La première fois qu'on a eu affaire à Pierre Bergounioux, c'était dans le très beau documentaire Le temps des grâces de Dominique Marchais. Dans son bureau, l'écrivain s'exprimait à propos de la fin de la civilisation rurale, un de ses thèmes de prédilection. L'homme nous avait impressionné au point que, peu de temps après, on s'était plongé dans son Carnet de notes (trois volumes publiés par Verdier à ce jour). A plusieurs endroits de ses livres, Bergounioux explique les raisons de cette incroyable entreprise de lutte contre l'oubli qu'est l'écriture de son journal. En voici deux exemples, repris sur le site de Verdier :
"Le changement d’horizon, la fin d’une époque, c’est à l’échelle des
heures, dans le détail de l’expérience personnelle qu’on en prend la
mesure.
Ces notes, prises au jour le jour, depuis vingt-cinq ans, accusent avec
les progrès de l’âge, l’érosion du bonheur qui avait été donné, pour
commencer."
"Pour des raisons qui touchent à mes origines, à ma destinée, j’ai
ressenti le besoin d’y voir clair dans cette vie. La littérature m’est
apparue comme le mode d’investigation et d’expression le moins
inapproprié. Elle est porteuse, comme l’histoire, comme la philosophie,
comme les sciences humaines, d’une visée explicative, donc libératrice.
Elle peut descendre à des détails que les discours rigoureux ne
sauraient prendre en compte parce qu’il n’est de science que du général.
Les
notes quotidiennes ne diffèrent pas, dans le principe, de ce que j’ai
pu écrire ailleurs.
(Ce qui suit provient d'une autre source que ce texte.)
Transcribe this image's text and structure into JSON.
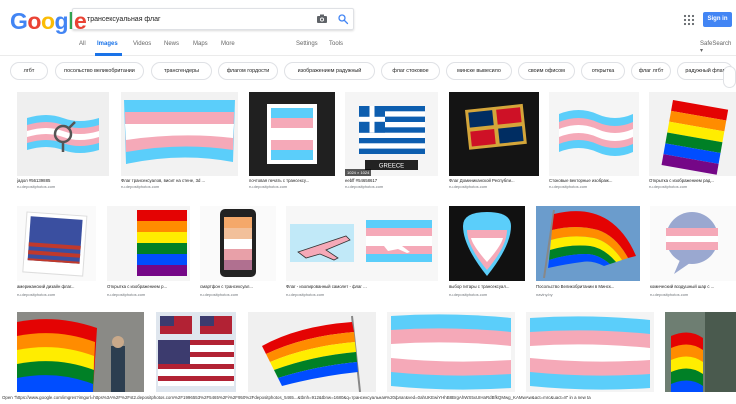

Les autres livres se rapportent aux lieux, aux jours
du passé, le Carnet à l’heure qu’il est, au présent."
Alors qu'on continue, fasciné, avide presque, la lecture de ces quelques 3500 pages de prose inquiète, courageuse pourtant, et finalement réconfortante, on explore également les nombreux récits de l'auteur ne relevant pas du genre du journal. Parmi ceux-ci, les courts textes d'Un peu de bleu dans le paysage (Verdier, 2001) nous ont troublé. Ci-dessous, la conclusion (pp. 78-79) d'un de ceux-ci, consacré au plateau limousin de Millevaches :
"Montaigne, qui était un seigneur disert de la riche Aquitaine, dit que philosopher, c'est apprendre à mourir. C'est donc que mourir s'apprend, que nous ne savons pas. Nous devons accéder, pour partir, pour accepter, à une vérité qui nous est d'abord dérobée. Ce long chemin a nom philosophie. J'en connais un autre. Il n'est que de s'engager sur la route tortueuse qui s'élève entre les sapinières. Quand elle débouche sur le plateau, que les arbres, pris de crainte, s'arrêtent, et qu'on voit la bruyère et l'ajonc, le roc, le dôme vertigineux de la nue, qu'on entre dans le silence, on sait. Le sensible est intelligible, l’essence et le phénomène se confondent. On est dispensé des incertitudes et des longueurs de l'étude, des abstractions et du raisonnement, des doutes qui assaillent le penseur méditant, à l'étroit, dans une chambre.
Le granit, qu'on peut toucher du doigt, a mille millions d'années. Le ciel est le même, d'un bleu trop pur, vide et glacé, le silence, éternel. Nous ne sommes jamais, sur cette scène immuable, intemporelle, qu'un accident passager, un émoi négligeable. Cela force l'évidence. Il n'y a pas lieu d'argumenter. Ce serait une erreur, une faiblesse, une dernière concession à la finitude pensive que nous avons reçue en partage, et ça aussi, on le sait.
Nous sommes enclins, faits comme nous le sommes, à regarder notre petit moment, qui est tout ce qu'on ait, tout autrement qu'il n'est. Cette illusion est nécessaire, sans doute. Sans elle, nous n'aurions pas la force d'agir, l'envie de continuer. Il est besoin de croire que nos entreprises et nos desseins, que notre destinée ont quelque fondement, qu'il importe au plus haut point de les accomplir. Mais cette idée qu'on s'est faite, pour vivre, se mue en obstacle lorsque l'heure est venue de partir. On hésite. On répugne à délaisser une affaire que l'on imaginait si grande, qu'on croyait justifiée. La philosophie, en pareille occurrence, peut assurément nous aider. Elle établit, par raison, la nihilité de l'humaine condition. Mais il est bien plus simple, lorsque vient le moment d'être fixé, de gagner la haute lande, drapée de gris et de violet. On voit, d'un coup. On sait. Ce n'est rien. On peut accepter."